Zmniejszanie bezrobocia poprzez jego zwiększanie.



„Samorządowcy martwią się bezrobociem, ale niewiele są w stanie z nim zrobić. Mogą co najwyżej wabić inwestorów, aby budowali fabryki”

                                                                                              wg bed, rk  z ITS z 10.05.2013

„Możemy co najwyżej zachęcać firmy do inwestowania w mieście, oferując im atrakcyjne, uzbrojone grunty i stosując najprzeróżniejsze ułatwienia. Dzięki takiej polityce w tym roku powstały restauracje KFC i McDonald's, które zaoferowały kilkadziesiąt miejsc pracy.”

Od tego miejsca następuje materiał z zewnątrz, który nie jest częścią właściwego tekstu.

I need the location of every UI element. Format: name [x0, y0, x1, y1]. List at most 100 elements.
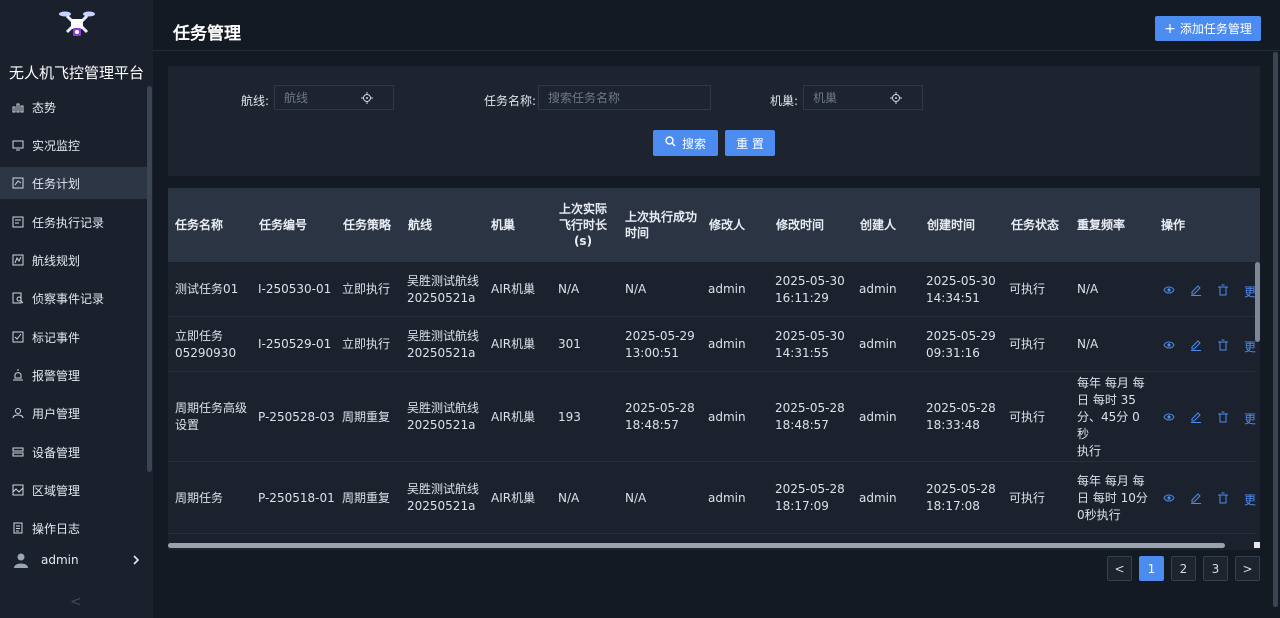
alarm-icon [12, 369, 24, 381]
cell-created: 2025-05-28 18:33:48 [926, 372, 1006, 462]
cell-text: 2025-05-28 18:48:57 [625, 400, 695, 434]
sidebar-item-11[interactable]: 操作日志 [0, 512, 147, 544]
page-button-3[interactable]: 3 [1203, 556, 1228, 581]
sidebar-scrollbar[interactable] [147, 86, 152, 472]
table-horizontal-scrollbar[interactable] [168, 543, 1225, 548]
edit-icon[interactable] [1190, 492, 1205, 507]
cell-created-line: 18:17:08 [926, 499, 980, 513]
cell-name-line: 测试任务01 [175, 282, 239, 296]
sidebar-item-10[interactable]: 区域管理 [0, 474, 147, 506]
sidebar-item-0[interactable]: 态势 [0, 91, 147, 123]
chart-icon [12, 101, 24, 113]
sidebar-item-9[interactable]: 设备管理 [0, 436, 147, 468]
nest-filter-input[interactable]: 机巢 [803, 85, 923, 110]
sidebar-item-8[interactable]: 用户管理 [0, 397, 147, 429]
sidebar-item-label: 任务计划 [32, 176, 81, 191]
add-task-button[interactable]: + 添加任务管理 [1155, 16, 1261, 41]
device-icon [12, 446, 24, 458]
search-button[interactable]: 搜索 [653, 130, 718, 156]
collapse-sidebar-icon[interactable]: < [70, 594, 82, 610]
table-row[interactable]: 周期任务高级 设置 P-250528-03 周期重复 吴胜测试航线 20250521a AI… [168, 372, 1256, 462]
cell-created-line: 2025-05-28 [926, 482, 996, 496]
cell-created-line: 14:34:51 [926, 290, 980, 305]
cell-modified-line: 14:31:55 [775, 345, 829, 360]
user-menu[interactable]: admin [0, 546, 153, 574]
table-row[interactable]: 测试任务01 I-250530-01 立即执行 吴胜测试航线 20250521a AIR机… [168, 262, 1256, 317]
page-button-1[interactable]: 1 [1139, 556, 1164, 581]
delete-icon[interactable] [1217, 492, 1232, 507]
locate-icon[interactable] [890, 92, 902, 104]
sidebar-item-label: 操作日志 [32, 521, 81, 536]
cell-freq-line: 每年 每月 每 [1077, 375, 1145, 390]
edit-icon[interactable] [1190, 284, 1205, 299]
reset-button[interactable]: 重 置 [725, 130, 775, 156]
chevron-right-icon[interactable] [132, 553, 140, 567]
sidebar-item-3[interactable]: 任务执行记录 [0, 206, 147, 238]
cell-text: 2025-05-30 16:11:29 [775, 273, 845, 307]
cell-text: 周期任务高级 设置 [175, 400, 247, 434]
cell-route: 吴胜测试航线 20250521a [407, 262, 487, 317]
cell-route-line: 20250521a [407, 345, 476, 360]
table-row[interactable]: 立即任务 05290930 I-250529-01 立即执行 吴胜测试航线 2025052… [168, 317, 1256, 372]
sidebar-item-label: 标记事件 [32, 330, 81, 345]
search-doc-icon [12, 292, 24, 304]
row-actions: 更 [1163, 491, 1256, 508]
col-frequency: 重复频率 [1077, 218, 1126, 232]
cell-nest: AIR机巢 [491, 409, 536, 424]
route-filter-input[interactable]: 航线 [274, 85, 394, 110]
sidebar-item-7[interactable]: 报警管理 [0, 359, 147, 391]
table-row[interactable]: 周期任务 P-250518-01 周期重复 吴胜测试航线 20250521a AIR机巢 N… [168, 462, 1256, 534]
page-scrollbar-track[interactable] [1273, 52, 1278, 607]
task-name-search-input[interactable]: 搜索任务名称 [538, 85, 711, 110]
eye-icon[interactable] [1163, 284, 1178, 299]
cell-text: 吴胜测试航线 20250521a [407, 328, 479, 362]
cell-text: 吴胜测试航线 20250521a [407, 273, 479, 307]
sidebar-item-1[interactable]: 实况监控 [0, 129, 147, 161]
sidebar-item-4[interactable]: 航线规划 [0, 244, 147, 276]
edit-icon[interactable] [1190, 411, 1205, 426]
cell-last_success-line: N/A [625, 490, 647, 505]
edit-icon[interactable] [1190, 339, 1205, 354]
delete-icon[interactable] [1217, 339, 1232, 354]
page-scrollbar-thumb[interactable] [1273, 52, 1278, 607]
cell-strategy: 立即执行 [342, 282, 391, 296]
eye-icon[interactable] [1163, 411, 1178, 426]
sidebar-item-5[interactable]: 侦察事件记录 [0, 282, 147, 314]
cell-route-line: 20250521a [407, 499, 476, 513]
cell-name-line: 立即任务 [175, 328, 224, 343]
sidebar-item-6[interactable]: 标记事件 [0, 321, 147, 353]
sidebar-item-2[interactable]: 任务计划 [0, 167, 147, 199]
cell-created: 2025-05-29 09:31:16 [926, 317, 1006, 372]
cell-code: I-250529-01 [258, 337, 332, 351]
route-filter-label: 航线: [241, 94, 270, 108]
cell-last_success-line: 13:00:51 [625, 345, 679, 360]
locate-icon[interactable] [361, 92, 373, 104]
more-action-clipped[interactable]: 更 [1244, 491, 1256, 508]
cell-route-line: 吴胜测试航线 [407, 401, 480, 415]
cell-name: 测试任务01 [175, 262, 250, 317]
col-last-duration-line: 上次实际 [558, 202, 607, 216]
cell-route-line: 吴胜测试航线 [407, 328, 480, 343]
col-nest: 机巢 [491, 218, 516, 232]
monitor-icon [12, 139, 24, 151]
cell-text: 2025-05-28 18:17:09 [775, 481, 845, 515]
cell-created-line: 2025-05-30 [926, 273, 996, 288]
page-button-2[interactable]: 2 [1171, 556, 1196, 581]
table-vertical-scrollbar[interactable] [1255, 262, 1260, 342]
eye-icon[interactable] [1163, 492, 1178, 507]
cell-code: P-250518-01 [258, 490, 335, 505]
prev-page-button[interactable]: < [1107, 556, 1132, 581]
next-page-button[interactable]: > [1235, 556, 1260, 581]
delete-icon[interactable] [1217, 411, 1232, 426]
cell-strategy: 周期重复 [342, 409, 391, 424]
cell-modified-line: 16:11:29 [775, 290, 829, 305]
cell-last-success: 2025-05-29 13:00:51 [625, 317, 705, 372]
delete-icon[interactable] [1217, 284, 1232, 299]
cell-freq-line: 每年 每月 每 [1077, 473, 1145, 488]
eye-icon[interactable] [1163, 339, 1178, 354]
nest-filter-label: 机巢: [770, 94, 799, 108]
more-action-clipped[interactable]: 更 [1244, 410, 1256, 427]
col-last-success-line: 上次执行成功 [625, 210, 698, 224]
user-avatar-icon [13, 552, 29, 568]
search-icon [665, 136, 676, 150]
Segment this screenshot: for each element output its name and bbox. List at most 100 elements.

                                                                       Aneta Wolińska rzecznik UMSkc

Jak skierniewiccy samorządowcy wabią inwestorów? Wkładają kuse szorty, czy minispódniczki? Zamieszczają anonse na portalach randkowych, czy stworzyli zespół cheerleaderek?
Otóż nie! Oferują im możliwość bezkarnego uprawiania dumpingu wobec miejscowych podatników, oraz łapówki w postaci atrakcyjnych gruntów, uzbrojonych tych podatników kosztem, z dodatkowym pakietem tajemniczych „najprzeróżniejszych ułatwień”.
Co prawda to pierwsze przyniosłoby lepsze efekty gospodarcze, ale i tak nastąpił wyraźny postęp w porównaniu z czasami komunistycznymi.  Samorządowcy wówczas nazywani sekretarzami, lub baronami, nikogo nie wabili. Sami brali się za budowanie fabryk i marketów. Oczywiście nie stawiali ich własnym kosztem. Na rachunek podatnika namnożyli przestarzałych bubli i willi dla swoich rodzin. Komunizm nie spłacał zaciągniętych na te inwestycje kredytów więc zbankrutował.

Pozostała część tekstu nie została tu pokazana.